On that date in 2015, his son Arthur, 15 years old, after having tried for the first time LSD with a friend, completely unaware of what he was doing, fell off from the top of Ovingdean Gap's cliff, near Brighton, where the Caves live.
Nick Cave, his wife Susie and Arthur's twin brother Earl, had all to face this immense and utterly cruel tragedy.
In December of the same year, Cave asked his friend Andrew Dominik, the New-Zealander film-maker who signed movies like Killing them softly and The assassination of Jesse James by the coward Robert Ford, to film the studio recording of his new album, Skeleton Tree. The idea was to avoid to make the promotion of it, since Cave felt unable to talk about it with journalists.
Filmed in black-and-white and colour, in both 3D and 2D, One more time with feeling contains more than the album, though. It is a real documentary: between the songs, Cave talks about what is happening in his life since what he called "the trauma".
Largely improvised, these parts shape bit by bit a new image of Nick Cave. A shattered human being who struggles to find a way to keep going, incredibly frail and love needing.
It is almost unbearable to witness Cave's pain, as well as the one of his wife Susie.
Always extremely dignified, but at the same time not afraid to show how difficult could be to outlive a person they both immensely loved.
There is a scene particularly heartbreaking. In front of the camera, Susie, standing, shows a painting made by Arthur and tells the story behind it, while Nick seats at her side. At a certain point, she looks at him and whispers: "I don't know if I can tell this without crying" and Cave looks at her in such tender way, saying nothing, just shaking his head, in a gesture full of love and despair.
A strange and very particular object, this is a film that Cave’s fans will not forget very easily.

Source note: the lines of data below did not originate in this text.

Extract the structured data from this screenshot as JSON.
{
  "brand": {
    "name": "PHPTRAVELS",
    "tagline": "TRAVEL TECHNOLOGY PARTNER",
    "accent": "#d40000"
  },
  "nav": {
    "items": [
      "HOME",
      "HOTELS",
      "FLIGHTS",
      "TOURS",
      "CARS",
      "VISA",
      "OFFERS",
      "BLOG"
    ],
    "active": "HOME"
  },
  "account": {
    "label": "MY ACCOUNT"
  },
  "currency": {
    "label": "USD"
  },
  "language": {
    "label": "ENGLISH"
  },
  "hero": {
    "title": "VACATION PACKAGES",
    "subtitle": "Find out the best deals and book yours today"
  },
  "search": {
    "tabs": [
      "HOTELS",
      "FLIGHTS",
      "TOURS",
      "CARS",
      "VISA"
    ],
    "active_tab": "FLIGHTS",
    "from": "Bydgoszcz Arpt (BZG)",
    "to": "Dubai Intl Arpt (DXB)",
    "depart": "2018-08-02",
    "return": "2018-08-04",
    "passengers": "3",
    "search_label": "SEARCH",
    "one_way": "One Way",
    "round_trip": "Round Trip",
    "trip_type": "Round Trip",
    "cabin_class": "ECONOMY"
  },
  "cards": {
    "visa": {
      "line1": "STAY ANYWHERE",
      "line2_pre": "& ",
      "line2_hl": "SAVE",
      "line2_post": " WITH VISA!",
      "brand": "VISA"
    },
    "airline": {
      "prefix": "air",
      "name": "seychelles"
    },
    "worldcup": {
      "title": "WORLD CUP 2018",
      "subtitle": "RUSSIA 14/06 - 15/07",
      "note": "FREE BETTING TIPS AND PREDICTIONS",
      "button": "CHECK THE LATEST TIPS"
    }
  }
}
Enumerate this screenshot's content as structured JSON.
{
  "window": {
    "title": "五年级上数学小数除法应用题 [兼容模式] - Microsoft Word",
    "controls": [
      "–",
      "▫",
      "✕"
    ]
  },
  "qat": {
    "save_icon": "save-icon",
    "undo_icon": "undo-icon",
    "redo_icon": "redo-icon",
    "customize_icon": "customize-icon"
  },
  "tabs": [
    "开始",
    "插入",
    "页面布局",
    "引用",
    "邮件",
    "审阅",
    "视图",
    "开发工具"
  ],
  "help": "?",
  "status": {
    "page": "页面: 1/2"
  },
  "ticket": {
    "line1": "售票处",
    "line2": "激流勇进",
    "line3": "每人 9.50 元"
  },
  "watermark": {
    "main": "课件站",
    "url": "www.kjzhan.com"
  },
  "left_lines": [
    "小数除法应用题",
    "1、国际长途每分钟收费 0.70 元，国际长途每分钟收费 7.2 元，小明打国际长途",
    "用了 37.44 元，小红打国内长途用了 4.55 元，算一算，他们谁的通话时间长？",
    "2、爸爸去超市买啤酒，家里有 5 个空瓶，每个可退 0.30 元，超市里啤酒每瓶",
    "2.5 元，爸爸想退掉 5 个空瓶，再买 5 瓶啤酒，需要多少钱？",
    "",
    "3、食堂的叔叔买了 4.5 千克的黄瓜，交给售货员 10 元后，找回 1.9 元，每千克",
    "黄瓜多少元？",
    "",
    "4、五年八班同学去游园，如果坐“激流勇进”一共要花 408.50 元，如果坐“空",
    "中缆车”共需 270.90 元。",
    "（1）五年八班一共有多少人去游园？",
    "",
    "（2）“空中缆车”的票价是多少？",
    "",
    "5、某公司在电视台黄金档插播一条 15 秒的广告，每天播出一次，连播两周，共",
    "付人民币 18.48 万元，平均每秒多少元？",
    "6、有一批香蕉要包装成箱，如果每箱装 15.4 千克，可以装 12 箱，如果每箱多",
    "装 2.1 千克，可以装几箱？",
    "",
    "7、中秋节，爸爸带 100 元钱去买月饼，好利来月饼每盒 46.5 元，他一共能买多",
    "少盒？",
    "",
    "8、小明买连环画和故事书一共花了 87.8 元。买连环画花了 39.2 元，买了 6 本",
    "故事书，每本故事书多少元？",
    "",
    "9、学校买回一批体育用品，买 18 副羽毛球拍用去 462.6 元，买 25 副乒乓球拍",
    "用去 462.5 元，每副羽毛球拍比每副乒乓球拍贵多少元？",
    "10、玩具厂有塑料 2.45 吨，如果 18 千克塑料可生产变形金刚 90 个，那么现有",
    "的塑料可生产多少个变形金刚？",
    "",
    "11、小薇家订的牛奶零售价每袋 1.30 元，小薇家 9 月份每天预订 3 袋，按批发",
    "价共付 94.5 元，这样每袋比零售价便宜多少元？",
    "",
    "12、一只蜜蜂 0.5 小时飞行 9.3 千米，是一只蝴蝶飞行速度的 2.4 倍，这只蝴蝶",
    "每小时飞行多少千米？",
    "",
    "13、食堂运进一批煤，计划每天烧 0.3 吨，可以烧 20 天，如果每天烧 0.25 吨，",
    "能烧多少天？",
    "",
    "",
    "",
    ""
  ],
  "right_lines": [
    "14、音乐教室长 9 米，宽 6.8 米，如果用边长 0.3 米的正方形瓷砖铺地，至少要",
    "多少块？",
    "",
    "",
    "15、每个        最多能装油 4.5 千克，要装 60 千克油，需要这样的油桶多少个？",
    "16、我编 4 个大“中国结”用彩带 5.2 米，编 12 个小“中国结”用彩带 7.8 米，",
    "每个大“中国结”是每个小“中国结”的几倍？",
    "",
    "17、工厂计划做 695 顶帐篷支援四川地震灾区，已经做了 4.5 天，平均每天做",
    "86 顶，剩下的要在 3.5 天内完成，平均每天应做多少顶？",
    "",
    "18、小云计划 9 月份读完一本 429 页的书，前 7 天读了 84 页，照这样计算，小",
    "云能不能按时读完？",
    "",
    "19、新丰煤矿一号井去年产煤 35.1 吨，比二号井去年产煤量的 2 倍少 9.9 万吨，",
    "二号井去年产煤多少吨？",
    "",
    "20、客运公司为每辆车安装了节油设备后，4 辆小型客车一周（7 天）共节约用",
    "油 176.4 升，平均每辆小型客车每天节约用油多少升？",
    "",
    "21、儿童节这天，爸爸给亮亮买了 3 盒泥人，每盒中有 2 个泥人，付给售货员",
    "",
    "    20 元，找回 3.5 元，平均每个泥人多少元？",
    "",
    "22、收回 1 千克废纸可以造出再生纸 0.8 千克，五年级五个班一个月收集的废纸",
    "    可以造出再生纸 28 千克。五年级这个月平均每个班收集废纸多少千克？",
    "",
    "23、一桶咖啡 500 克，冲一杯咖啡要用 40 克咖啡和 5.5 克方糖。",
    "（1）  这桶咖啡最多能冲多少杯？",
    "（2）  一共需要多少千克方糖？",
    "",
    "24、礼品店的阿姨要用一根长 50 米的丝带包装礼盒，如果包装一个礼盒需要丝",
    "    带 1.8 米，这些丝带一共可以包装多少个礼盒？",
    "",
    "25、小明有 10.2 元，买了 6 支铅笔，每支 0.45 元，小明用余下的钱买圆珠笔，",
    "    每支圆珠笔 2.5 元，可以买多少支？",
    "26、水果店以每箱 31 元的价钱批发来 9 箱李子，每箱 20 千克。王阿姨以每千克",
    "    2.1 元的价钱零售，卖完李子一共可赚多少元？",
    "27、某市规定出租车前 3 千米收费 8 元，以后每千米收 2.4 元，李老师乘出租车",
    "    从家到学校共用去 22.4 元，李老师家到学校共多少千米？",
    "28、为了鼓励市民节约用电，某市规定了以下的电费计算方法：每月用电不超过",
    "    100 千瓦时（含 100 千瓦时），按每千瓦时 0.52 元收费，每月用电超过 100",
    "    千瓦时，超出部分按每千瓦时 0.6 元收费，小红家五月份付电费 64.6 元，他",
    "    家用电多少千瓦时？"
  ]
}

I personally started to adore Nick Cave twenty years ago, at the time of his album The Boatman’s Call, that I consider a pure gem. Since then, I bought every record, went to every concert I could. The one he made at the Olympia in Paris in June 2008 is, until today, the best concert I’ve ever been.

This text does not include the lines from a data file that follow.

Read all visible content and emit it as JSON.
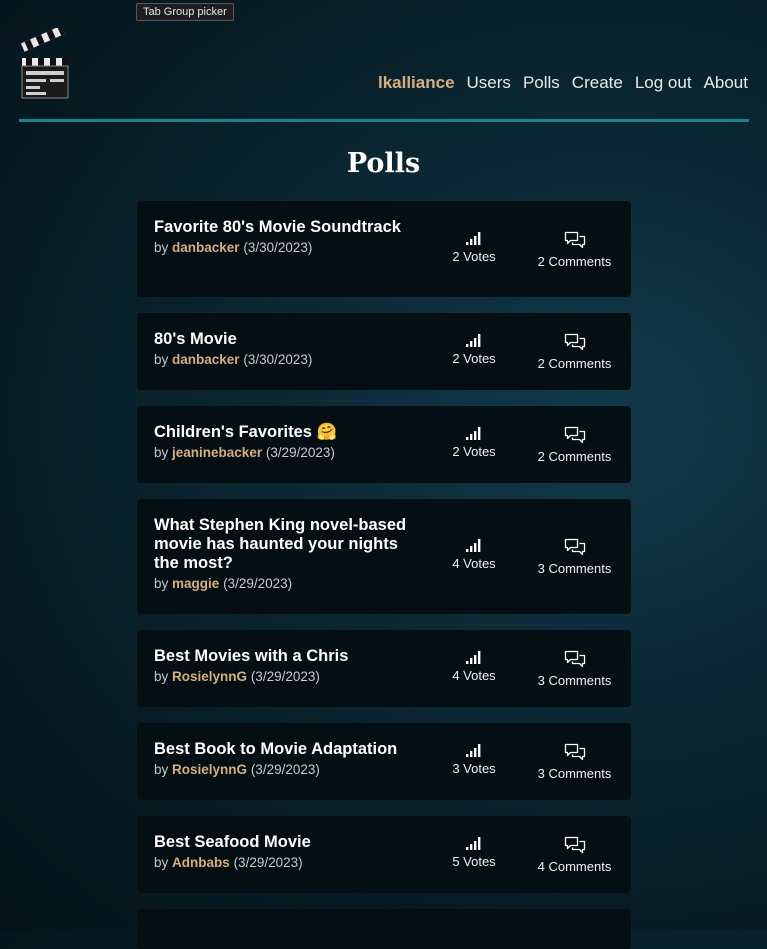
{
  "browser": {
    "tooltip": "Tab Group picker"
  },
  "nav": {
    "username": "lkalliance",
    "items": [
      "Users",
      "Polls",
      "Create",
      "Log out",
      "About"
    ]
  },
  "page": {
    "title": "Polls"
  },
  "polls": [
    {
      "question": "Favorite 80's Movie Soundtrack",
      "by": "by",
      "author": "danbacker",
      "date": "(3/30/2023)",
      "votes": "2 Votes",
      "comments": "2 Comments"
    },
    {
      "question": "80's Movie",
      "by": "by",
      "author": "danbacker",
      "date": "(3/30/2023)",
      "votes": "2 Votes",
      "comments": "2 Comments"
    },
    {
      "question": "Children's Favorites 🤗",
      "by": "by",
      "author": "jeaninebacker",
      "date": "(3/29/2023)",
      "votes": "2 Votes",
      "comments": "2 Comments"
    },
    {
      "question": "What Stephen King novel-based movie has haunted your nights the most?",
      "by": "by",
      "author": "maggie",
      "date": "(3/29/2023)",
      "votes": "4 Votes",
      "comments": "3 Comments"
    },
    {
      "question": "Best Movies with a Chris",
      "by": "by",
      "author": "RosielynnG",
      "date": "(3/29/2023)",
      "votes": "4 Votes",
      "comments": "3 Comments"
    },
    {
      "question": "Best Book to Movie Adaptation",
      "by": "by",
      "author": "RosielynnG",
      "date": "(3/29/2023)",
      "votes": "3 Votes",
      "comments": "3 Comments"
    },
    {
      "question": "Best Seafood Movie",
      "by": "by",
      "author": "Adnbabs",
      "date": "(3/29/2023)",
      "votes": "5 Votes",
      "comments": "4 Comments"
    }
  ]
}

That his son had to die trying LSD, seems to me particularly cruel. As if drug, unable to take Nick’s life (a notorious addict for many years), finally won over him through Arthur.

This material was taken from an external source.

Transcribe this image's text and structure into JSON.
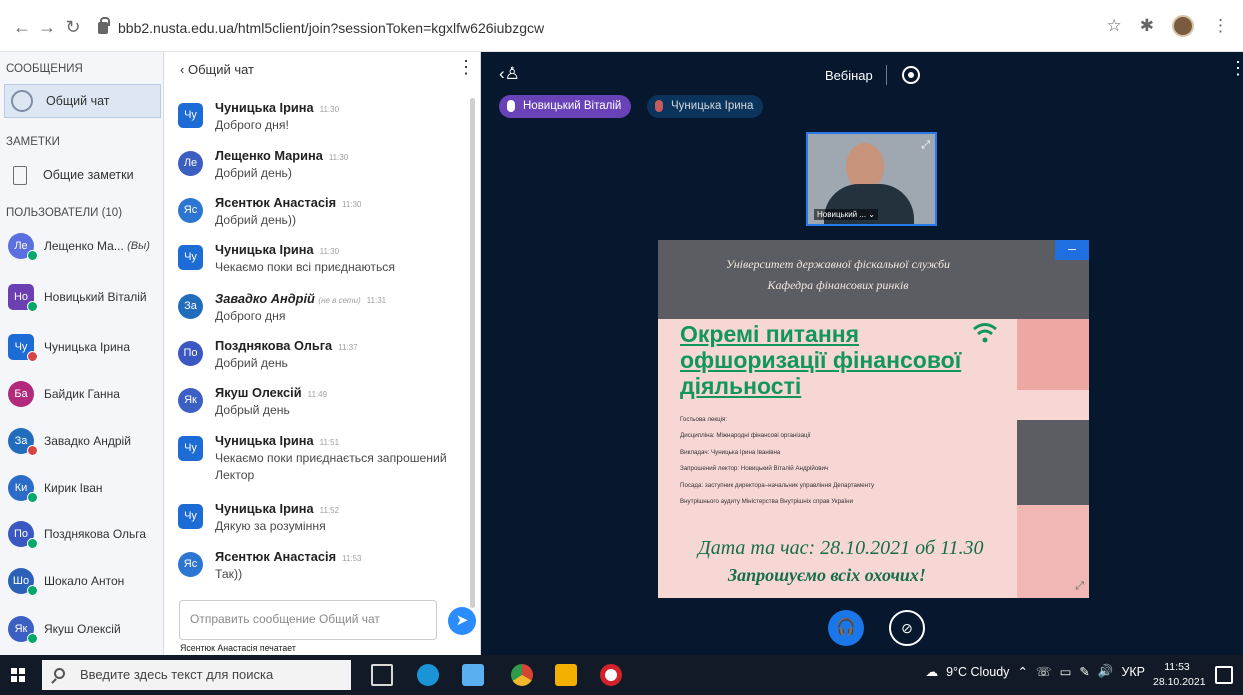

As Cave said several times in the movie, there is the person he used to be before and there is the new person he is now, after the tragedy. The body is the same, but the soul is completely different. He knows he will never get over it, but he is trying his best to survive.
And I guess Cave found a way to survive (besides, clearly, through the love of his family and friends), through his work, his music.
The songs of Skeleton Tree are desperate, magnificent and necessary.
It will be a pity to miss them (even if, as you could easily guess, they’re not exactly cheerful).
When the movie was over and the audience, already in tears, was about to leave the cinema, a song on the end credits gave us the final blow. It was Deep Water, a Marianne Faithfull song, lyrics by Marianne Faithfull, music by Nick, Arthur and Earl Cave, in a version recorded a while ago and sung by the two twins:
I’m walking through deep water
I have no time to lose
I’m walking through deep water
There’s nothing left to choose
This little heart of mine
Got loaded up with chains
The world just swirls around me
The water makes its claim
I’m walking through deep water
Trying to get to you
Who will calm my fears?
Who will drive my tears away?
Who will calm my fears?
Who will drive my tears away?
You don't have to look any further to find the most heartbreaking movie of the year.